15. Squandered military advantage: The South had an advantage as a revolutionary insurgency; it didn’t have to win, just had to outlast the North. It had better officers and better soldiers at the start but they could not be replaced. In a short war, this might have been decisive but Davis selected a wide defense and Lee a fighting strategy that paradoxically played to its disadvantages. Other disadvantages: supply; no navy, no armament production at the start (then Tredegar).
16. Communications: The use of the telegraph as a means of instantaneous communications between military commanders in the field strategically with their civilian leadership in Washington changed warfare. As the 19th century “Information highway”, the telegraph was used during battles from time to time where the lines permitted. The Lincoln administration had the advantage over the Davis administration in being able to receive and deliver information to and from its commanders the field instantly, especially at crucial moments. Grant was able to communicate with his subordinates in other theaters almost instantly while campaigning in Virginia in1864. The telegraph enhanced the concept of military “Command and Control”.

17. Psychological advantage: The South at the start had an advantage in a clear cause or purpose – independence. Did the South lose the Civil War because it ultimately lost its will to sustain the fight? In an insurgency, why didn’t the populace hold out? Where was its sense of nationalism?
18. Class Distinctions & Power: Both sides were capitalistic. Less than one percent of property, in both South and North, was held by approximately fifty percent of free adult males. The richest one percent in both sections held twenty-seven percent of all the wealth. While both had oligarchies based on wealth, their foundations, and hence their aspirations, were different and distinct.
The Old Southern society, both its leadership and its people, were anti-modernism.

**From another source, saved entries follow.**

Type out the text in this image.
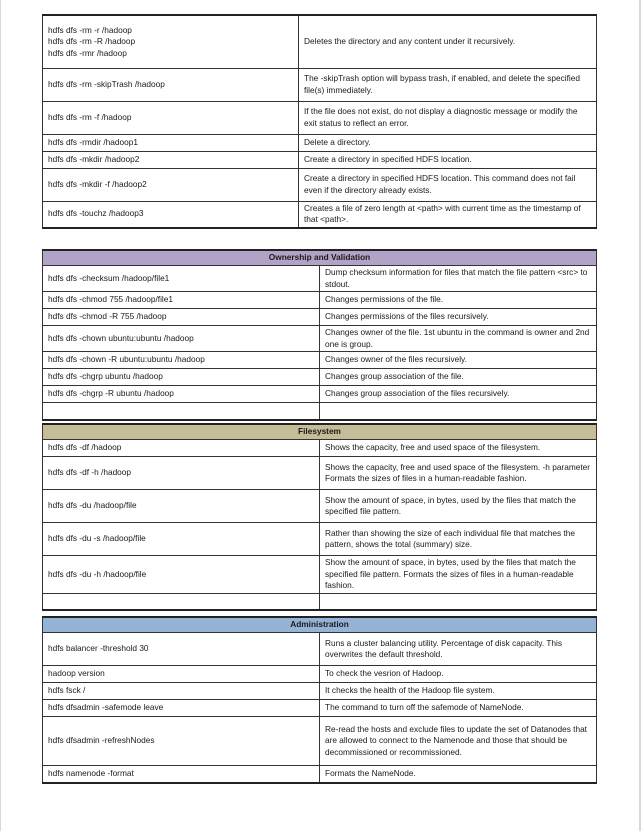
hdfs dfs -rm -r /hadoop
hdfs dfs -rm -R /hadoop
hdfs dfs -rmr /hadoop	Deletes the directory and any content under it recursively.

hdfs dfs -rm -skipTrash /hadoop	The -skipTrash option will bypass trash, if enabled, and delete the specified file(s) immediately.

hdfs dfs -rm -f /hadoop	If the file does not exist, do not display a diagnostic message or modify the exit status to reflect an error.

hdfs dfs -rmdir /hadoop1	Delete a directory.

hdfs dfs -mkdir /hadoop2	Create a directory in specified HDFS location.

hdfs dfs -mkdir -f /hadoop2	Create a directory in specified HDFS location. This command does not fail even if the directory already exists.

hdfs dfs -touchz /hadoop3	Creates a file of zero length at <path> with current time as the timestamp of that <path>.
Ownership and Validation	

hdfs dfs -checksum /hadoop/file1	Dump checksum information for files that match the file pattern <src> to stdout.

hdfs dfs -chmod 755 /hadoop/file1	Changes permissions of the file.

hdfs dfs -chmod -R 755 /hadoop	Changes permissions of the files recursively.

hdfs dfs -chown ubuntu:ubuntu /hadoop	Changes owner of the file. 1st ubuntu in the command is owner and 2nd one is group.

hdfs dfs -chown -R ubuntu:ubuntu /hadoop	Changes owner of the files recursively.

hdfs dfs -chgrp ubuntu /hadoop	Changes group association of the file.

hdfs dfs -chgrp -R ubuntu /hadoop	Changes group association of the files recursively.

Filesystem	

hdfs dfs -df /hadoop	Shows the capacity, free and used space of the filesystem.

hdfs dfs -df -h /hadoop	Shows the capacity, free and used space of the filesystem. -h parameter Formats the sizes of files in a human-readable fashion.

hdfs dfs -du /hadoop/file	Show the amount of space, in bytes, used by the files that match the specified file pattern.

hdfs dfs -du -s /hadoop/file	Rather than showing the size of each individual file that matches the pattern, shows the total (summary) size.

hdfs dfs -du -h /hadoop/file	Show the amount of space, in bytes, used by the files that match the specified file pattern. Formats the sizes of files in a human-readable fashion.

Administration	

hdfs balancer -threshold 30	Runs a cluster balancing utility. Percentage of disk capacity. This overwrites the default threshold.

hadoop version	To check the vesrion of Hadoop.

hdfs fsck /	It checks the health of the Hadoop file system.

hdfs dfsadmin -safemode leave	The command to turn off the safemode of NameNode.

hdfs dfsadmin -refreshNodes	Re-read the hosts and exclude files to update the set of Datanodes that are allowed to connect to the Namenode and those that should be decommissioned or recommissioned.

hdfs namenode -format	Formats the NameNode.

It was an agrarian, rural society that intrinsically resisted what they perceived as the corruptions of modern commercialism. Southern slaveholding leadership, in particular, were very suspicious of the spread of literacy. The North had democratic tendencies that were spreading literacy, and eventually the right to vote more widely. Democracy was a threat to the Southern hierarchy.

The North was a market economy: a commercial, consumer mentality with technological innovation and work available for everyone. Cities were growing and becoming manufacturing and commercial centers. Immigrants settled in the North where there was opportunity, expanding its population.
19. Inability to run the infrastructure: As the war continues, able bodied men can not return to the farm to produce the supplies needed to continue the economy. Who is going to watch over the slaves if everyone is at the front? What about the farms whose male owner has been killed in the war? Who is going to protect against a slave rebellion?

20. Desertion: Confederate desertion rates were much higher than the Union especially during 1864 and 1865, as the war effort seemed to be failing and the bankrupt CSA began to reduce and withhold pay for the Confederate soldiers. A lot of Confederate soldiers also eventually came to realize they were fighting a rich man’s war and their death wouldn’t benefit anyone besides wealthy slave owners so they deserted. This led to notable criminal behavior that stressed the home front even further.